Fred Shiosaki, who was Spokane’s air pollution control officer in the 1960s and ’70s and Washington Water Power’s environmental safety and health officer after that, knows the building well. His father, Kisaburo “Kay” Shiosaki, brought his bride, Tori, from their native Japan to the Hillyard area and operated the laundry with some partners, becoming the sole proprietor in about 1917. The couple raised their four sons and one daughter for many years in the two-bedroom apartment upstairs.

Kay picked up work clothes, butcher aprons and other garments from neighboring businesses in the booming railroad town that was Hillyard in those days; Tori did the mending. And they both did the hand washing and ironing. Later, as machines and dry cleaning equipment became available, the laundry grew to incorporate modern technology.

“Everybody worked at something,” Fred Shiosaki, now 84, remembers. “I learned how to press clothes, and later, when I was in college at Gonzaga (he earned a chemistry degree in 1949), I’d come home after class and work in the laundry.”

He especially remembers the days before World War II when the building’s steam boiler was fueled by cord wood. Huge pieces of wood had to be cut into 18-inch lengths, a chore which fell to the Shiosaki brothers.

“I am a 6-foot, 8-inch lumberjack housed in a 5-foot, 6-inch body,” Shiosaki said, “and I still have that buck saw.”

His father, who first came to America indentured to the Oriental Trading Co. of Seattle, worked for the Canadian Pacific and Great Northern rail lines and then as a busboy at the Davenport Hotel.
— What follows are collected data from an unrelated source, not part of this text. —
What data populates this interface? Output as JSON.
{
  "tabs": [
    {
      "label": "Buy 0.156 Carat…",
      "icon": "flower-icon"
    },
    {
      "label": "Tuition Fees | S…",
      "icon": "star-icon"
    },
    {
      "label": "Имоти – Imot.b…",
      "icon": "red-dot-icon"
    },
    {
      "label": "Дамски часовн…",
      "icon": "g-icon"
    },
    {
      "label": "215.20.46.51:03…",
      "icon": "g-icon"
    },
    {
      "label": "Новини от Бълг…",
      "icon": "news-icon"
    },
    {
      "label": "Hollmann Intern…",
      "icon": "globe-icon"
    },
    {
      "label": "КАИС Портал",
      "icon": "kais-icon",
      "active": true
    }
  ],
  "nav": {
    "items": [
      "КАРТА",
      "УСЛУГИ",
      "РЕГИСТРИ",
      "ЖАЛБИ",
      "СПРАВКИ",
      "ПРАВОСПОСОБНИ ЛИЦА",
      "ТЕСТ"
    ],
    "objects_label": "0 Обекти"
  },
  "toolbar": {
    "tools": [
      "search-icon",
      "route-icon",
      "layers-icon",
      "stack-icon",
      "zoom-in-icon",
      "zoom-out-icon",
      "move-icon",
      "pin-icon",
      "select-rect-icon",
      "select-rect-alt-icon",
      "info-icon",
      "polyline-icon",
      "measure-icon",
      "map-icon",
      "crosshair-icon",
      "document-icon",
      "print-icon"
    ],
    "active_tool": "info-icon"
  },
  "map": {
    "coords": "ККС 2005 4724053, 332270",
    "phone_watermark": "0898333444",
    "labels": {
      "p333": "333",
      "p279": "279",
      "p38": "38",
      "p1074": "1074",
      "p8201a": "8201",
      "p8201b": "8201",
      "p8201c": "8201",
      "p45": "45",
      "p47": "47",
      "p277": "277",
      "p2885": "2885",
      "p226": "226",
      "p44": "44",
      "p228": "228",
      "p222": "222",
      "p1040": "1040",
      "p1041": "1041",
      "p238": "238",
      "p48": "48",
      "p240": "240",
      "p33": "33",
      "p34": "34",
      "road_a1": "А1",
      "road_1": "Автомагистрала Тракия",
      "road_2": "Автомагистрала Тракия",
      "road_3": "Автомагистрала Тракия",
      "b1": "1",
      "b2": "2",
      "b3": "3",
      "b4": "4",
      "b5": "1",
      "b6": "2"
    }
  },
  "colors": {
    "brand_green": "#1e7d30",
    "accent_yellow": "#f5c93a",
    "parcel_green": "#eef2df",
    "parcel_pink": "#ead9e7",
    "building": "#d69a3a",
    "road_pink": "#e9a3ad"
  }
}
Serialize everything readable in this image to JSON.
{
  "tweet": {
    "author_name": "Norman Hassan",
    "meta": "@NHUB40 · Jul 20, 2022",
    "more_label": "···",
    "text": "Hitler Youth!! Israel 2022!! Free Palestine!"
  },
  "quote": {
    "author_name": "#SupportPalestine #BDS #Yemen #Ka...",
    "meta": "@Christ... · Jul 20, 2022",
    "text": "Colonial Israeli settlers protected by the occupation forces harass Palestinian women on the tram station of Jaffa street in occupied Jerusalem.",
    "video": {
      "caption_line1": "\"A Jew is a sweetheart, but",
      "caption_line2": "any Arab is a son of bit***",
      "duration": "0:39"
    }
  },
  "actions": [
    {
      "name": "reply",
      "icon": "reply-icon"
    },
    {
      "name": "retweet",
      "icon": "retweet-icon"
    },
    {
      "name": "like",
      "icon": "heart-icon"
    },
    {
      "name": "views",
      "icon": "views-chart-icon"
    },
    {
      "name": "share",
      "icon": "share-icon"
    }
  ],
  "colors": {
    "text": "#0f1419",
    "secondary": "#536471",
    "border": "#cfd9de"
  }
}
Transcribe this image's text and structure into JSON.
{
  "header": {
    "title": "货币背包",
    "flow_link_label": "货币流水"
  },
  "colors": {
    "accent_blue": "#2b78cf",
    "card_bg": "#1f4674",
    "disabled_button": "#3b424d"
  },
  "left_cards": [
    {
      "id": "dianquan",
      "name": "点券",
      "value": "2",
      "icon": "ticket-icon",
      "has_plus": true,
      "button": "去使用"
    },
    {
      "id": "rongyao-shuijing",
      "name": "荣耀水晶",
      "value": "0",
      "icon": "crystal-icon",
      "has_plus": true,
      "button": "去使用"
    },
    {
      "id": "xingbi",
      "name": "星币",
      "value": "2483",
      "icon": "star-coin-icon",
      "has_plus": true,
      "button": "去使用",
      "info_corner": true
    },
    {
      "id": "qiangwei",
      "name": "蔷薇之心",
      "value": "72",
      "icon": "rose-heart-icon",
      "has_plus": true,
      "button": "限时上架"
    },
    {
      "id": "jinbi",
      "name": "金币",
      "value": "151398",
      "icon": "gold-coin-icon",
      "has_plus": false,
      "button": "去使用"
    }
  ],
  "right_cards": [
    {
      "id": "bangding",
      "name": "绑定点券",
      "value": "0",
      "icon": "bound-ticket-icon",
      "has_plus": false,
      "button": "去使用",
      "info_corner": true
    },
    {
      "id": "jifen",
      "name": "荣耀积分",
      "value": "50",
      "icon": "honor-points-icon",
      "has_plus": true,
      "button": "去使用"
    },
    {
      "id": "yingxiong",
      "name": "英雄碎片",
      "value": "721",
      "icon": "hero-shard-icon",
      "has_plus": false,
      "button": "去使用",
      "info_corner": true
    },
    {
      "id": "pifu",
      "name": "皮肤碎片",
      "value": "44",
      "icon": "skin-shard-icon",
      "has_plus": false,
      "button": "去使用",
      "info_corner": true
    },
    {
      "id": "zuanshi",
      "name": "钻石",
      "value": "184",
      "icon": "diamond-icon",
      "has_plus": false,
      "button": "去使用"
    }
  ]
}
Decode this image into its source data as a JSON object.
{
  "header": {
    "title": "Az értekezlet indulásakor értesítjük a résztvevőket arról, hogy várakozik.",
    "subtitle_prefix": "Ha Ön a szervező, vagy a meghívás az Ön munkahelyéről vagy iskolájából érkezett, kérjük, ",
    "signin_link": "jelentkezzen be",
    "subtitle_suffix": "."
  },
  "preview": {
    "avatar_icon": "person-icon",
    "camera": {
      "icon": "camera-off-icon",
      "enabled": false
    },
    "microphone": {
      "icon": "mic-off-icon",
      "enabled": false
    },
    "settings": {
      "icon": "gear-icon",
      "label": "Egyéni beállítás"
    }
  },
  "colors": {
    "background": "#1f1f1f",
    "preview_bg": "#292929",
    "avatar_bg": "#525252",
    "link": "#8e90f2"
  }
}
He returned to his village in Japan for a bride, who was arranged for him through a marriage broker.

Their children, all born in Spokane, worked in the business, too. “My father had a solid work ethic, which was that everybody worked at something,” Shiosaki said.

But when Pearl Harbor was bombed by the Japanese on Dec. 7, 1941, business took a sharp downward turn as many customers stopped doing business with them, “and it looked like we were going to starve there for a few months,” Shiosaki said.

But that didn’t last long, as neighbors and railroaders and other business people began to bring their laundry back. “We did a lot of work clothes,” Shiosaki said. “There weren’t too many dress shirts in Hillyard in those days, and my parents did good work.”

The family was not sent to internment camps because they lived in the eastern portion of the state. Japanese nationals who lived west of Wenatchee were required to be rounded up and sent to the camps.

But, for years, Kay and Tori were not allowed to become American citizens. However, in 1952 when the McCarran-Walter Act allowed first-generation Japanese immigrants to become naturalized citizens, Shiosaki’s parents did just that.

Tori Shiosaki passed the exam, along with her husband, and they proudly became citizens. Still, alien land laws at the time prohibited them from purchasing the building in which they lived and made their living. In time, they were able to purchase it in the name of their daughter Blanche.

Despite some hard times, Shiosaki recalls Hillyard as a “great place, with the railroad as the driving force, where everybody worked, even during the Depression. It was a place populated with hard working men and women, including immigrants from Italy, England, Germany and everywhere.”

Kay operated the laundry until his death in 1957, after which his son Roy took over, operating it until it was sold in the 1990s to another cleaning business. Roy stayed on to manage the business for several years. And when that business closed, a book store moved in – and is still in operation there.

But there is still the sign out front – “Hillyard Laundry Building, established 1906” – appropriately acknowledging the colorful history of this brightly colored building.